Ce film est aux antipodes d’une production hollywoodienne. Lent, sans grand débordement, subtil et intelligent, il tourne le dos à la facilité des aléas rocambolesques. Est-il étonnant qu’il soit considéré comme un échec commercial en France, ne couvrant pas ses frais de production avec seulement un peu plus de 540 000 entrées aux guichets ?
‘Ce film est aux antipodes d’une production hollywoodienne. Lent, sans grand débordement, subtil et intelligent, il tourne le dos à la facilité des aléas rocambolesques.’
Leconte, par un film sans fioritures et feux d’artifice, en dépit du rôle principal offert à l’ogre Depardieu, semble délaisser le filon d’une histoire forte et haute en rebondissements, comme Monsieur Hire, Le mari de la coiffeuse, Ridicule, et La veuve de St-Pierre, et par le fait même, à un rôle principal féminin fort. En dépit de la présence du personnage de Betty, qui ouvre la porte à une certaine séduction, aucun personnage féminin ne transcende cette histoire un peu grise et en teintes diaphanes, contraire aux goûts modernes.
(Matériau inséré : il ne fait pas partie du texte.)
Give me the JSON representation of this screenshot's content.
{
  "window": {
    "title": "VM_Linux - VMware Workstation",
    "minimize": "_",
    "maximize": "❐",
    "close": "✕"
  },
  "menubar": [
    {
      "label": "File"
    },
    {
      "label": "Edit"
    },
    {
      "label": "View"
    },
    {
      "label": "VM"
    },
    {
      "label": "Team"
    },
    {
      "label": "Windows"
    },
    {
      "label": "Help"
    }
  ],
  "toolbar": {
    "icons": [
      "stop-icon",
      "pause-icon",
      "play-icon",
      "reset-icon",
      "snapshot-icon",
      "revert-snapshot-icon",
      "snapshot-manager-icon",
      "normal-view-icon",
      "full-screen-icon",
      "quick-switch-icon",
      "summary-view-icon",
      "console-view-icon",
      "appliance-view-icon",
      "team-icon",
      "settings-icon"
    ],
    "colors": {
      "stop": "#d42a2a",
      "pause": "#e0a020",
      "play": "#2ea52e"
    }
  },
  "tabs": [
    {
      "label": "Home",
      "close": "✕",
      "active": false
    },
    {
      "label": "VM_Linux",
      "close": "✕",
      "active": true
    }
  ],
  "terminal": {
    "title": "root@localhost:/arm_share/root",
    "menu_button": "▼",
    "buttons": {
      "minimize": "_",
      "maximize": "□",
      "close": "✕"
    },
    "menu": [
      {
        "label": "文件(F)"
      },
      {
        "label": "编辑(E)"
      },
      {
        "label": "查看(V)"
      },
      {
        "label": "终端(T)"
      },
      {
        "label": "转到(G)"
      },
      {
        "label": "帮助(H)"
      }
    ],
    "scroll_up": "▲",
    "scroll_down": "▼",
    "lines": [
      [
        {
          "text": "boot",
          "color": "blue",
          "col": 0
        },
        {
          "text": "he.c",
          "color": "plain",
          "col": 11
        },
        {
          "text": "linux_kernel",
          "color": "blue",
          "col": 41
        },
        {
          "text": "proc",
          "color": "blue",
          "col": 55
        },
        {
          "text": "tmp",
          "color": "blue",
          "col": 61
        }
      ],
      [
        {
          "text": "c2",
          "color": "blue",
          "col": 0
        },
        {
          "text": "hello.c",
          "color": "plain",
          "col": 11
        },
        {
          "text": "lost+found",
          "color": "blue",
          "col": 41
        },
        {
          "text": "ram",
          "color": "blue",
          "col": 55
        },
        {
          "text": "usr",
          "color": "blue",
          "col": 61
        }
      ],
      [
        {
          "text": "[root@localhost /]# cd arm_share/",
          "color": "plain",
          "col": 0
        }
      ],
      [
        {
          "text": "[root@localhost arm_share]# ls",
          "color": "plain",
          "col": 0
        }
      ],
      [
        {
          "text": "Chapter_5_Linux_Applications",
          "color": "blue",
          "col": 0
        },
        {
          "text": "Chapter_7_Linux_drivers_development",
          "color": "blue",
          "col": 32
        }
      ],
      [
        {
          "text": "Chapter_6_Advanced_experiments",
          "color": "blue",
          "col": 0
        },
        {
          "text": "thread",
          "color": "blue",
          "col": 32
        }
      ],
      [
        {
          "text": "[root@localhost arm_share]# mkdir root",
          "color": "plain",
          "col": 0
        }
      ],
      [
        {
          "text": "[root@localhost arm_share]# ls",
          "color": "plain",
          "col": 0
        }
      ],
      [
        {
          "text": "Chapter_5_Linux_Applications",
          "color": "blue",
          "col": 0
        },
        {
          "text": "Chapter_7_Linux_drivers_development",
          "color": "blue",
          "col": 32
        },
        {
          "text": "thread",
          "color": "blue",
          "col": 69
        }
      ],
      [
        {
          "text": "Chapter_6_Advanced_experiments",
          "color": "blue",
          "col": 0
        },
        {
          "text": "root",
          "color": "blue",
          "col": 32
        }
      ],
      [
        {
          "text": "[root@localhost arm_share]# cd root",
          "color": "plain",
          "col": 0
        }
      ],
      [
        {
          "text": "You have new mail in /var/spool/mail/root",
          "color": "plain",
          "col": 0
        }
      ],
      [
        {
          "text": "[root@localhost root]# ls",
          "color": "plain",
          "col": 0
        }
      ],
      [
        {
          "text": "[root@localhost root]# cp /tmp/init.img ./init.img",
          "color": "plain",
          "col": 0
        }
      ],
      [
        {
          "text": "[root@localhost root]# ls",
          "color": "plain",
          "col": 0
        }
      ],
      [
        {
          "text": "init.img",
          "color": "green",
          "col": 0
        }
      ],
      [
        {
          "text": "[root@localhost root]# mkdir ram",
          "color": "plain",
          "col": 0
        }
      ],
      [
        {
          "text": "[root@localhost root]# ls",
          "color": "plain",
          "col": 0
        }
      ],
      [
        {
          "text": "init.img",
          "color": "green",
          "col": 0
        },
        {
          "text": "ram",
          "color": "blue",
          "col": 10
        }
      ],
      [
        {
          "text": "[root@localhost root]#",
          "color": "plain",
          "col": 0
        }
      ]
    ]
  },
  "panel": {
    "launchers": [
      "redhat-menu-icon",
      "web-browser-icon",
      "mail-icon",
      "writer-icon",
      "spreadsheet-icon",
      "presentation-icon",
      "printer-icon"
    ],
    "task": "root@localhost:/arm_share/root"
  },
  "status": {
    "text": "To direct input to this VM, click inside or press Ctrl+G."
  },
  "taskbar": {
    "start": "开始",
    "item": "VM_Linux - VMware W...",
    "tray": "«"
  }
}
Sans vouloir jouer au divulgâcheur, le dénouement de cette histoire est d’une finesse appréciée. Le meurtre présumé à l’origine s’avère être d’un autre acabit. L’élément criminel sous-jacent se dégonfle, laissant place à une interprétation plus subtile. On est aux antipodes d’une logique presse-bouton. Trop subtile pour les cerveaux formatés aux clips d’une trentaine de secondes? On est loin des « blockbusters » du sous-univers Marvel. La facilité du cinéma américain contemporain en prend pour son rhume. Malheureusement, Leconte semble se battre à la Don Quichotte contre les moulins à vent d’un public en mal de régurgitations ad infinitum d’historiettes prédigérées. Il est à craindre que le pauvre rendement commercial de ce film n’appelle le clou ultime du cercueil de l’œuvre de cet immense cinéaste.
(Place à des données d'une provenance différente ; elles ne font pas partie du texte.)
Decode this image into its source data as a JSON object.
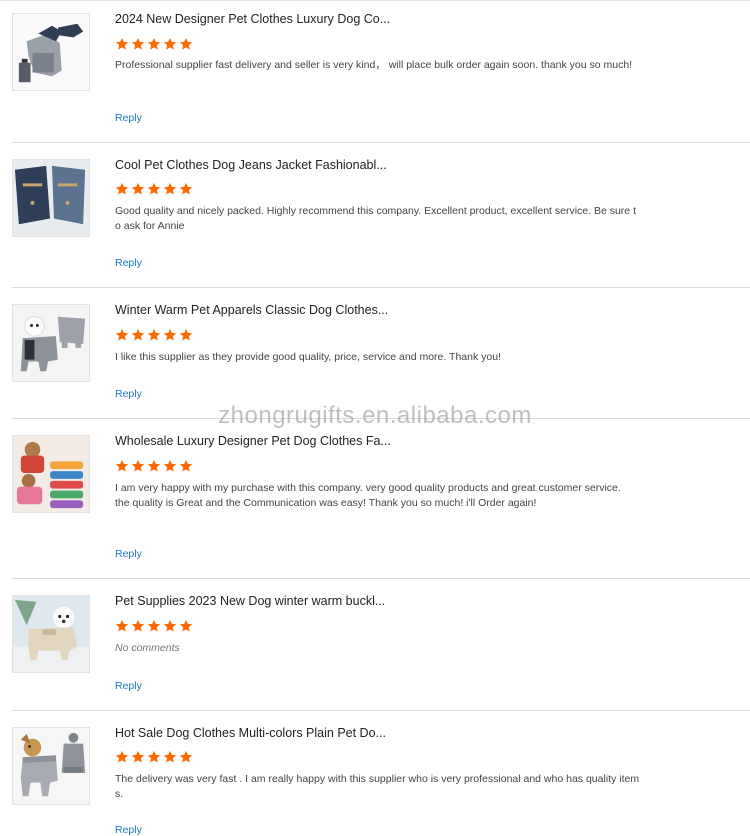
{
  "watermark": "zhongrugifts.en.alibaba.com",
  "star_color": "#ff6a00",
  "reviews": [
    {
      "title": "2024 New Designer Pet Clothes Luxury Dog Co...",
      "rating": 5,
      "comment": "Professional supplier fast delivery and seller is very kind， will place bulk order again soon. thank you so much!",
      "reply_label": "Reply",
      "image": "dog-coat-navy-image"
    },
    {
      "title": "Cool Pet Clothes Dog Jeans Jacket Fashionabl...",
      "rating": 5,
      "comment": "Good quality and nicely packed. Highly recommend this company. Excellent product, excellent service. Be sure to ask for Annie",
      "reply_label": "Reply",
      "image": "denim-jacket-image"
    },
    {
      "title": "Winter Warm Pet Apparels Classic Dog Clothes...",
      "rating": 5,
      "comment": "I like this supplier as they provide good quality, price, service and more. Thank you!",
      "reply_label": "Reply",
      "image": "grey-jumpsuit-image"
    },
    {
      "title": "Wholesale Luxury Designer Pet Dog Clothes Fa...",
      "rating": 5,
      "comment": "I am very happy with my purchase with this company. very good quality products and great customer service.\nthe quality is Great and the Communication was easy! Thank you so much! i'll Order again!",
      "reply_label": "Reply",
      "image": "colorful-puffer-image"
    },
    {
      "title": "Pet Supplies 2023 New Dog winter warm buckl...",
      "rating": 5,
      "comment": "No comments",
      "comment_empty": true,
      "reply_label": "Reply",
      "image": "beige-coat-image"
    },
    {
      "title": "Hot Sale Dog Clothes Multi-colors Plain Pet Do...",
      "rating": 5,
      "comment": "The delivery was very fast . I am really happy with this supplier who is very professional and who has quality items.",
      "reply_label": "Reply",
      "image": "grey-sweater-image"
    }
  ]
}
Sans vouloir faire l’apologie d’un cinéma d’antan où primait un scénario profond et complexe, de nombreux personnages forts, une intrigue digne de ce nom, force est d’admettre que le style de Leconte semble faire figure de parent pauvre en cette ère de rendement comptabilisé et exploitable sur toutes les plateformes où agonise l’art cinématographique.
Maigret et la jeune morte est sorti en salles le 29 juin. Si vous aimez le cinéma européen de qualité, courrez vite pour le voir, car sa présence sur nos écrans ne devrait pas, malheureusement, s’y éterniser.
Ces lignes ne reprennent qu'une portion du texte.